There are many different causes for these symptoms and investigations may include urine tests, urinary flow rate and bladder ultrasound, urethrogram, cystoscopy and urodynamics.
Present only in men, the prostate secretes fluid for the ejaculate. As men get older, it often enlarges.
Benign prostatic hypertrophy:
This is non-cancerous enlargement of the prostate. As the prostate enlarges, it can compress on the urethra (link to anatomy picture), causing urinary obstruction and in some cases, recurrent urinary tract infections, haematuria, bladder stones, and urinary retention. Symptoms are usually evaluated using a standardized questionnaire. Investigations for other causes of bladder outlet obstruction are performed. Ultrasound may show bladder thickening. Treatment may involve observation, medication to relax or shrink the prostate, or surgery to remove part of the prostate.

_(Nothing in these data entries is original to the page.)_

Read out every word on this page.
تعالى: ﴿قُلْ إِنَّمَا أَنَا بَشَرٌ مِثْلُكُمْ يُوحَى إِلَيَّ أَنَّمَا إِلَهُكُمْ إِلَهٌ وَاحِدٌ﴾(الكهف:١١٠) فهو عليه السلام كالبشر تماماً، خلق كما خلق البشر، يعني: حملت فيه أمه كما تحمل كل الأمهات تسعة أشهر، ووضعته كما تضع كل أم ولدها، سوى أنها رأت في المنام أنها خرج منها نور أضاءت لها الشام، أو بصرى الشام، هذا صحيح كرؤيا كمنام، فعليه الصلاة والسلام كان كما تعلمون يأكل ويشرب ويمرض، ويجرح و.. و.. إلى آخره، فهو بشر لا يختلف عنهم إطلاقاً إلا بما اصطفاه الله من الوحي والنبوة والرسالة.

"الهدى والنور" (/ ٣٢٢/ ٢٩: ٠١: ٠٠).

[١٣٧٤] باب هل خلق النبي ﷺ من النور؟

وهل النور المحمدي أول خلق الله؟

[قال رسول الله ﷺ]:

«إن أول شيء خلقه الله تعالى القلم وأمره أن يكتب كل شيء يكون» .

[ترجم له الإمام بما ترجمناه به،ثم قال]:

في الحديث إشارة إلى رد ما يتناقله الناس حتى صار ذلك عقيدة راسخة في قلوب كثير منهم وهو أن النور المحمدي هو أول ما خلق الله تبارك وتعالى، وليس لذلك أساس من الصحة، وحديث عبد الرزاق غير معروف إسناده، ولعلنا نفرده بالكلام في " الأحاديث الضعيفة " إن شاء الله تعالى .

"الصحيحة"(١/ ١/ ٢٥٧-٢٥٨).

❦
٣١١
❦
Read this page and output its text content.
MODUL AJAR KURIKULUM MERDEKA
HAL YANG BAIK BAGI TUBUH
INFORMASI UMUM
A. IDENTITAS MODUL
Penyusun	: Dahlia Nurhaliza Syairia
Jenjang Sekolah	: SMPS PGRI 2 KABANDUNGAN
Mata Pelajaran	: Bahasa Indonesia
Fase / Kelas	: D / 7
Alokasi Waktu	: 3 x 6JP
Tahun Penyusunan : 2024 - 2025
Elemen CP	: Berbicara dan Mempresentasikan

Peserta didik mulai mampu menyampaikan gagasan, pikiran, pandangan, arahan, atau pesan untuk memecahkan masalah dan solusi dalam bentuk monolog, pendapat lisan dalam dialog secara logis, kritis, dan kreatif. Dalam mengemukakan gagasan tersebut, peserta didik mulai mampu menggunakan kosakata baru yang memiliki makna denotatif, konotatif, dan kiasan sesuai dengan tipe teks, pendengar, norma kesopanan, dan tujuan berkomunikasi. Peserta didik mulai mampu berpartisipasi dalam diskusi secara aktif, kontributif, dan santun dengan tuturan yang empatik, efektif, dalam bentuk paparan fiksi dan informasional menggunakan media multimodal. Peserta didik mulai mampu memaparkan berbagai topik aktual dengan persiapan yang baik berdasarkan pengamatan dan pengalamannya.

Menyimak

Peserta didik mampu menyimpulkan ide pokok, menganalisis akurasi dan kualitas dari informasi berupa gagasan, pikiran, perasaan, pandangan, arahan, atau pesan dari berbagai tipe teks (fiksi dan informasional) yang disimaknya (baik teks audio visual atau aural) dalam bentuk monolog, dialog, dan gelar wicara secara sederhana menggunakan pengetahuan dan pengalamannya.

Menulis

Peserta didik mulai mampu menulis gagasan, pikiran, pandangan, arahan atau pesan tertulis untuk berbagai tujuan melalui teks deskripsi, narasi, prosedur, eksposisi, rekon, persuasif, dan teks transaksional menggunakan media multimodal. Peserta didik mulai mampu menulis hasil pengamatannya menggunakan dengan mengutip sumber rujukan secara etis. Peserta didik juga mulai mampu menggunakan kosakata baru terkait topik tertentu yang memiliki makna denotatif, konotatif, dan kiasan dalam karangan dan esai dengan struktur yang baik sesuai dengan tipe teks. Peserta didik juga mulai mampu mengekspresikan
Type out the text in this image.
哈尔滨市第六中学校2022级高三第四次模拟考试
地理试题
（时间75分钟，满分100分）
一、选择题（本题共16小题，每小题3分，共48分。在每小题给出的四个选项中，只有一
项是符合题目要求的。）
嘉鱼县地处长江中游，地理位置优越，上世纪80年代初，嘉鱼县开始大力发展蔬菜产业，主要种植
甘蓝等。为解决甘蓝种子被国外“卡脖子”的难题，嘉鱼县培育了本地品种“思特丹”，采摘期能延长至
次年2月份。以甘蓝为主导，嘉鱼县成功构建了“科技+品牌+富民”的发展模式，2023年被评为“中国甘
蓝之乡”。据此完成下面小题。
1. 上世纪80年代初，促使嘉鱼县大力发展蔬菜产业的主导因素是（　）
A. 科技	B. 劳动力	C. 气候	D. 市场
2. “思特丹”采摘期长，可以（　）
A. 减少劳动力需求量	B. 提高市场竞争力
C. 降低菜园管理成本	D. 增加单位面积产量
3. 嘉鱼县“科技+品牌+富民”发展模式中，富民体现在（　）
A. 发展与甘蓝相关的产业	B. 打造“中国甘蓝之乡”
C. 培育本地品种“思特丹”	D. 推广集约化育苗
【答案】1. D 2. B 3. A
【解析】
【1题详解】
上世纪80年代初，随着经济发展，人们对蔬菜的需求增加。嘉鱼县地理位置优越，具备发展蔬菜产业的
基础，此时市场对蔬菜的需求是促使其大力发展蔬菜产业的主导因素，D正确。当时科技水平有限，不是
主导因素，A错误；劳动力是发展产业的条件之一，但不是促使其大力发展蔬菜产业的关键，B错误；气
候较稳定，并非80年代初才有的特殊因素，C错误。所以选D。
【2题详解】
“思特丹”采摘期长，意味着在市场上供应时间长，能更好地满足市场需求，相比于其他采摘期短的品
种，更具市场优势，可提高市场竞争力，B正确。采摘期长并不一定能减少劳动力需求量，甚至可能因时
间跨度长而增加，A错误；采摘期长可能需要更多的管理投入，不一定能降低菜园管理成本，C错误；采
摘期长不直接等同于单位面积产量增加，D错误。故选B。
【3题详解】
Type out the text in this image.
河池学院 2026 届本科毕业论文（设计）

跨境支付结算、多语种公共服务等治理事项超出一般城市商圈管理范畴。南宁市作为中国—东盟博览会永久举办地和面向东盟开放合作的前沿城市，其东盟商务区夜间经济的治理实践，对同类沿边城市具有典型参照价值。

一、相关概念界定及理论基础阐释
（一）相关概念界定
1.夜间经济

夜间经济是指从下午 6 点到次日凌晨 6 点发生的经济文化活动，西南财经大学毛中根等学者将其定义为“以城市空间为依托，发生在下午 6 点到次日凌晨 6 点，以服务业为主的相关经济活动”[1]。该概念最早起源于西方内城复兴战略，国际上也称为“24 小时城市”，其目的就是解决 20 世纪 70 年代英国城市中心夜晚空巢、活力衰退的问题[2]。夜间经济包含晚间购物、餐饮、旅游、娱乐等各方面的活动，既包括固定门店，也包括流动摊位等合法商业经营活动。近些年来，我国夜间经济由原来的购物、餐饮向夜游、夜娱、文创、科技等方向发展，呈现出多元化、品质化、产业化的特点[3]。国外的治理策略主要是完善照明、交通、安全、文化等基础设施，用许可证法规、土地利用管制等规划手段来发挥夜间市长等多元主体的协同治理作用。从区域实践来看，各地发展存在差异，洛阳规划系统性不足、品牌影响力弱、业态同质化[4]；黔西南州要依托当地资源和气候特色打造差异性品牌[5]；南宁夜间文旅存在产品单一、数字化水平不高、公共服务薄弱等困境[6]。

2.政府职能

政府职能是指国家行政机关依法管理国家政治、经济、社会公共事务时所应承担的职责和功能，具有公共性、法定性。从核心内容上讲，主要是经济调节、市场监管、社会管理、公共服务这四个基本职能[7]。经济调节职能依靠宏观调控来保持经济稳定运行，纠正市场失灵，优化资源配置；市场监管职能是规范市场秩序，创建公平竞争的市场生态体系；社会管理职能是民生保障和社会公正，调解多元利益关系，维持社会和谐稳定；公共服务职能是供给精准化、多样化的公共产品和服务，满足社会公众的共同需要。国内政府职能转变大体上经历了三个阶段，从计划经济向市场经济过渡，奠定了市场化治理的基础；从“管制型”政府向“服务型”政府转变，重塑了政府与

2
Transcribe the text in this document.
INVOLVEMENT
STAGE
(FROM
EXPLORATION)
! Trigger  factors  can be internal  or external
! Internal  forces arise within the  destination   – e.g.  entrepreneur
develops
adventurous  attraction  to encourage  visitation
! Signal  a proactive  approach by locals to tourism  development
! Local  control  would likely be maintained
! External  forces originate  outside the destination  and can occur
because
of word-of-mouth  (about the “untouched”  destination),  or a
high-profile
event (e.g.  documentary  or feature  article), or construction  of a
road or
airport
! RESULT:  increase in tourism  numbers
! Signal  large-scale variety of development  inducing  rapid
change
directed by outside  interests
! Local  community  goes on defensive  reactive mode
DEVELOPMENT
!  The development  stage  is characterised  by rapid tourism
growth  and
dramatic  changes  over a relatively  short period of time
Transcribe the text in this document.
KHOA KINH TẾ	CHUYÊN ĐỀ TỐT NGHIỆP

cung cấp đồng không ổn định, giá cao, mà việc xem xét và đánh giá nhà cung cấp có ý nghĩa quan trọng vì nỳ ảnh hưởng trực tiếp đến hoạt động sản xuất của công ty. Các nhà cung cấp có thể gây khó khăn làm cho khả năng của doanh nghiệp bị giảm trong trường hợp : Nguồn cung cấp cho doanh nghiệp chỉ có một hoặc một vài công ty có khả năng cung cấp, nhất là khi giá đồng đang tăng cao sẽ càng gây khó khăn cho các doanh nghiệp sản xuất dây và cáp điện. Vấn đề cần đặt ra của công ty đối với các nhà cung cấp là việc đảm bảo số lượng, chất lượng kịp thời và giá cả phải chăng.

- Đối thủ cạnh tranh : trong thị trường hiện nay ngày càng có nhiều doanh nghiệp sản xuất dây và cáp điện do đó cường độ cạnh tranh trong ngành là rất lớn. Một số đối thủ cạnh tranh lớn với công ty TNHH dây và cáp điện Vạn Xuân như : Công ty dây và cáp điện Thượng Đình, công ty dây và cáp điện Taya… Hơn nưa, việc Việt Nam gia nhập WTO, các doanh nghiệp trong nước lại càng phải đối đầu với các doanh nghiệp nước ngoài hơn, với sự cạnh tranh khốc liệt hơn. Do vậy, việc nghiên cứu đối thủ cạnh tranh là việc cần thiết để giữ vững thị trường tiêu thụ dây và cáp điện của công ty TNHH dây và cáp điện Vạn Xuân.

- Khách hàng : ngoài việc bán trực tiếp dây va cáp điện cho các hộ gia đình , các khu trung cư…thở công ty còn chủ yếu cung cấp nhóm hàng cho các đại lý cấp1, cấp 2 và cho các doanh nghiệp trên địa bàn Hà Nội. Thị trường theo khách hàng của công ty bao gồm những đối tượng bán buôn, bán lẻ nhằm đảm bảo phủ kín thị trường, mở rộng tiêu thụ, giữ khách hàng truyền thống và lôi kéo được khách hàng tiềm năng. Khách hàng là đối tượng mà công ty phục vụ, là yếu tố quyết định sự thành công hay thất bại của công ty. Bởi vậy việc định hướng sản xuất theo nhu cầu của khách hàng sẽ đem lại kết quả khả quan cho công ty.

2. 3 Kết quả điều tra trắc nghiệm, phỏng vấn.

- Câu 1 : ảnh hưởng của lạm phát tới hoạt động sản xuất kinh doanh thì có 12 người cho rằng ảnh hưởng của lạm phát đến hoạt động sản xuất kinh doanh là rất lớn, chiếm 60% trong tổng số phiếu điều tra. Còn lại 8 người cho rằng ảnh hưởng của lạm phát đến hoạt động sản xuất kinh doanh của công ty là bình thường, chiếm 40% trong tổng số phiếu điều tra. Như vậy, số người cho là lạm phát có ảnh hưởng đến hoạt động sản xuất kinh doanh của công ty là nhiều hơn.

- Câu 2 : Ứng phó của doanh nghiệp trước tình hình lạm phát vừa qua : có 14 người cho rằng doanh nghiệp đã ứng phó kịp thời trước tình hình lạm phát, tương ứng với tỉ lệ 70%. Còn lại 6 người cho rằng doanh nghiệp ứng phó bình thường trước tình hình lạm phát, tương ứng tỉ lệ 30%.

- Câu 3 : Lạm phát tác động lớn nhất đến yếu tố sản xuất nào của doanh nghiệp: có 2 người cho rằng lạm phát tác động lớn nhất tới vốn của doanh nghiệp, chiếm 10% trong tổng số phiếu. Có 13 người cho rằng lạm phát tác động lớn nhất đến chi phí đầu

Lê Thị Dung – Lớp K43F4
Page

In most cases, prostate cancer does not cause symptoms as it is detected early. Testing of PSA requires a discussion with your family doctor or your urologist to help you understand what an elevated result means. There are many causes of an elevated PSA, one of which is prostate cancer. Your urologist may recommend a biopsy of your prostate or regular monitoring of your PSA. If prostate cancer is found on biopsy, you may be suitable for active surveillance as many prostate cancers are thought to be indolent and not aggressive. Surgery offered by our urologists includes open, laparoscopic and robotic-assisted radical prostatectomy. What is involved with each of these procedures will be discussed further with your urologist, if required. We also work closely with our pathology, radiology, radiation and medical oncology colleagues to offer a multidisciplinary service with our cancer care.
- Testis and Scrotum
Testis and Scrotum
Scrotal swelling is often painless but may be uncomfortable or even painful. You may already have had urine tests and an ultrasound performed as investigations prior to seeing your urologist. Infection of the epididymis and testis usually responds to antibiotics.
Collection of fluid around the testis (hydrocoele) can be monitored or surgically repaired. Testicular masses need to be investigated further for cancer. A varicocoele (dilation of veins in the scrotum) may require further investigation but is generally monitored unless fertility is an issue.